Someone should port it to Linux and OS X, or at least have some instructions
for those platforms. I'm sure it will work on those, as WoG is available.

Also: If you even mildly enjoy casual games, I would highly recommend playing
and/or purchasing World of Goo. It has wonderful artwork and a some very nice
pop-culture critiques between the lines.

------
nihilocrat
I took a look at the source and demo apps, and it's a pretty minimal
framework, providing only a few things and a series of conveniences that you
won't get with pure SDL. Still, what it aims to do it does pretty well, you
will just have to do lots of Model-side heavy lifting, as there's no collision
code or other such handy things. I presume this is because many games could
ask for many approaches to those problems.

------
avinashv
This is cool--and public domain?
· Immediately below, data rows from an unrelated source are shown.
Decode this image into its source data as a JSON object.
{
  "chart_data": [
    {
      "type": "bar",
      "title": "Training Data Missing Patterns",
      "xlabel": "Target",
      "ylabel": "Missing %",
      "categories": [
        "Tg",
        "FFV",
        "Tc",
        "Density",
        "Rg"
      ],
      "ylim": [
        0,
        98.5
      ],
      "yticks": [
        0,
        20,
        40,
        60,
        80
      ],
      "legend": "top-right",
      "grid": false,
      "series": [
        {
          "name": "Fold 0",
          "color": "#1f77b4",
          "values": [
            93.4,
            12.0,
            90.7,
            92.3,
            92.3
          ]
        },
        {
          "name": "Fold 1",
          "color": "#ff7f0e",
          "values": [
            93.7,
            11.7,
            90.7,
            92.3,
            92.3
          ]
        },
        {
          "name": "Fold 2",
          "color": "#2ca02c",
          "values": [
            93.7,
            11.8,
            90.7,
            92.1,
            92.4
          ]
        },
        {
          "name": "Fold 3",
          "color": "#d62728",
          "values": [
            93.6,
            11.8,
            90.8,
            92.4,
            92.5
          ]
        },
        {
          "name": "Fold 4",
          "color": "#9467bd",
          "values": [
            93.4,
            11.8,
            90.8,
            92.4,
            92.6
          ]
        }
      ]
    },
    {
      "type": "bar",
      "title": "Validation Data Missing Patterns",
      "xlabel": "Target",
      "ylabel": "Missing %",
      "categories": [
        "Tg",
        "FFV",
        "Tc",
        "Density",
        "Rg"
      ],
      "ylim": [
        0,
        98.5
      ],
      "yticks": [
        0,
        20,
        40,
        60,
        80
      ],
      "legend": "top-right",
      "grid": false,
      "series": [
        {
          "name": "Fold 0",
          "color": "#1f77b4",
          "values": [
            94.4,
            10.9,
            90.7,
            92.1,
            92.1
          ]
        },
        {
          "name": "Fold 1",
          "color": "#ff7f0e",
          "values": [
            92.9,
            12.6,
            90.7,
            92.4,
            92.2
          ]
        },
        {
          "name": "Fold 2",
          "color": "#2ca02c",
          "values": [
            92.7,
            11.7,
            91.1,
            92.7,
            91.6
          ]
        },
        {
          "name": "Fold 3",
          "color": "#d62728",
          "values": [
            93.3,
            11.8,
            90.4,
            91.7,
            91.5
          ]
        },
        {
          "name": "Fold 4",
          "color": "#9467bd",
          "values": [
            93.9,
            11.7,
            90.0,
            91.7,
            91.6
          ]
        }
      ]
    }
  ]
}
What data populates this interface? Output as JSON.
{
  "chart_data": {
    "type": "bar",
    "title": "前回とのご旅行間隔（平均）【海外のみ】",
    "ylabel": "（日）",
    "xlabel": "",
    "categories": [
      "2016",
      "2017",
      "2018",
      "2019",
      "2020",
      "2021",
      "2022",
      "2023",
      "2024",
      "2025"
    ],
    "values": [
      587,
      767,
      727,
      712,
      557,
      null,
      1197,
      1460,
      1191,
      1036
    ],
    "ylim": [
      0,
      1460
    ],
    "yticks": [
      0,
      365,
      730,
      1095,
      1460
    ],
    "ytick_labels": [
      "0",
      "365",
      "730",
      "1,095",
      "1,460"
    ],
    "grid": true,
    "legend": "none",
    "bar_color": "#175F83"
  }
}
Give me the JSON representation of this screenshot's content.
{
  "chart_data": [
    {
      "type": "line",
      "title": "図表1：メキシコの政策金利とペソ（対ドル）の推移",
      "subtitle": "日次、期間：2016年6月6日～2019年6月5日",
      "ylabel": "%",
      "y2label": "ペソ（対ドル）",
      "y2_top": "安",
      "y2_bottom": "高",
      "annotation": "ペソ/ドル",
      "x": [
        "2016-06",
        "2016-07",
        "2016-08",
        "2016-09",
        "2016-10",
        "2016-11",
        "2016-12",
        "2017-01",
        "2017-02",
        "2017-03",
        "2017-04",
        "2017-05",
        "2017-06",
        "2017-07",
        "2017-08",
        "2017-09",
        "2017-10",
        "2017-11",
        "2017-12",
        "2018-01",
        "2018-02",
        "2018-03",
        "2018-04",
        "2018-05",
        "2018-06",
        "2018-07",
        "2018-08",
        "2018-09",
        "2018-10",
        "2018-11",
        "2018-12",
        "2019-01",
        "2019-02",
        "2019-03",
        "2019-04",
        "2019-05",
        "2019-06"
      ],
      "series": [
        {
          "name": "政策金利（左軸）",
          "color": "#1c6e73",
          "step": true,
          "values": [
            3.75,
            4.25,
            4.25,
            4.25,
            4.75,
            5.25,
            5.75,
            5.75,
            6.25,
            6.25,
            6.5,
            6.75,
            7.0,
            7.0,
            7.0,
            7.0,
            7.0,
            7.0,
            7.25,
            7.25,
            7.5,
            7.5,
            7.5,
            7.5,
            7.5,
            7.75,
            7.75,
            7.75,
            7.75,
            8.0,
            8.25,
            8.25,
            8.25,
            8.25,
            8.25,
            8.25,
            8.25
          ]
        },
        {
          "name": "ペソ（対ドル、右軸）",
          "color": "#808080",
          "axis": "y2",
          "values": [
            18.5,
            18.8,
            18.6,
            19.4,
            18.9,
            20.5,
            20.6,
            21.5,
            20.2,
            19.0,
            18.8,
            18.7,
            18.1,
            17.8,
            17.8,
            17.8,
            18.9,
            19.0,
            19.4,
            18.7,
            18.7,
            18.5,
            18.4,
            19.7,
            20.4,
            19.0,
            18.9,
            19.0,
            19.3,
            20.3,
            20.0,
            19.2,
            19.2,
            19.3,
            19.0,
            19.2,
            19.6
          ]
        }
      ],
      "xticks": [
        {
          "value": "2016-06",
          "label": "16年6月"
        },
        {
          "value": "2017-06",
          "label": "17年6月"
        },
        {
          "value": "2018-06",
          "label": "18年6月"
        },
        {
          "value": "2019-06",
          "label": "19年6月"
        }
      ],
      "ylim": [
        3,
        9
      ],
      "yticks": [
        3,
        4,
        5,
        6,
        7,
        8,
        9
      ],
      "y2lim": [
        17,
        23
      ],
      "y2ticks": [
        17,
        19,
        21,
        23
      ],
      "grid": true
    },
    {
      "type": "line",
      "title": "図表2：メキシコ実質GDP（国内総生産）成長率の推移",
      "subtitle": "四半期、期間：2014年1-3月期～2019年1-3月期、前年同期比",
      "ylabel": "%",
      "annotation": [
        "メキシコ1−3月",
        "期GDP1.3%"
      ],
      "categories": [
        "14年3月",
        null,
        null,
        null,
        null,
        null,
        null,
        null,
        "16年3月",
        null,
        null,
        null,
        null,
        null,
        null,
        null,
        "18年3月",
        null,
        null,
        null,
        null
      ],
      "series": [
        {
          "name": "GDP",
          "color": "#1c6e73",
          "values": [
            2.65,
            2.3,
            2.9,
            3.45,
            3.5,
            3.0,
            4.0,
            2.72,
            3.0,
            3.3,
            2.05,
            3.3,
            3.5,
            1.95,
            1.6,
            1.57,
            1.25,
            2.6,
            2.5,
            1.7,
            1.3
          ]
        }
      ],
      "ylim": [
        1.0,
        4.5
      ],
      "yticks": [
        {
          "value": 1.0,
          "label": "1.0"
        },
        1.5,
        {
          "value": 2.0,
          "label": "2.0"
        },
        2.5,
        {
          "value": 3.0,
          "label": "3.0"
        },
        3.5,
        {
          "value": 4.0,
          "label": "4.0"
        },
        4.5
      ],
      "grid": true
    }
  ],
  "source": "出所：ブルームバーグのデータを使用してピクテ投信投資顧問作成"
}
That's awesome.

For the record, it's _2D Boy_ that released the framework, not the piece of
software World of Goo.

------
richcollins
Hard to understand how a gaming framework without a scripting component could
be considered "rapid prototyping".

<http://love2d.org/> is a similar wrapper around SDL, but you script it using
Lua.

------
danw
This is great. Not entirely surprising since world of goo started out as an
app built in a week as part of a series of rapid prototypes built by competing
graduate students
[<http://www.gamasutra.com/features/20051026/gabler_pfv.htm>]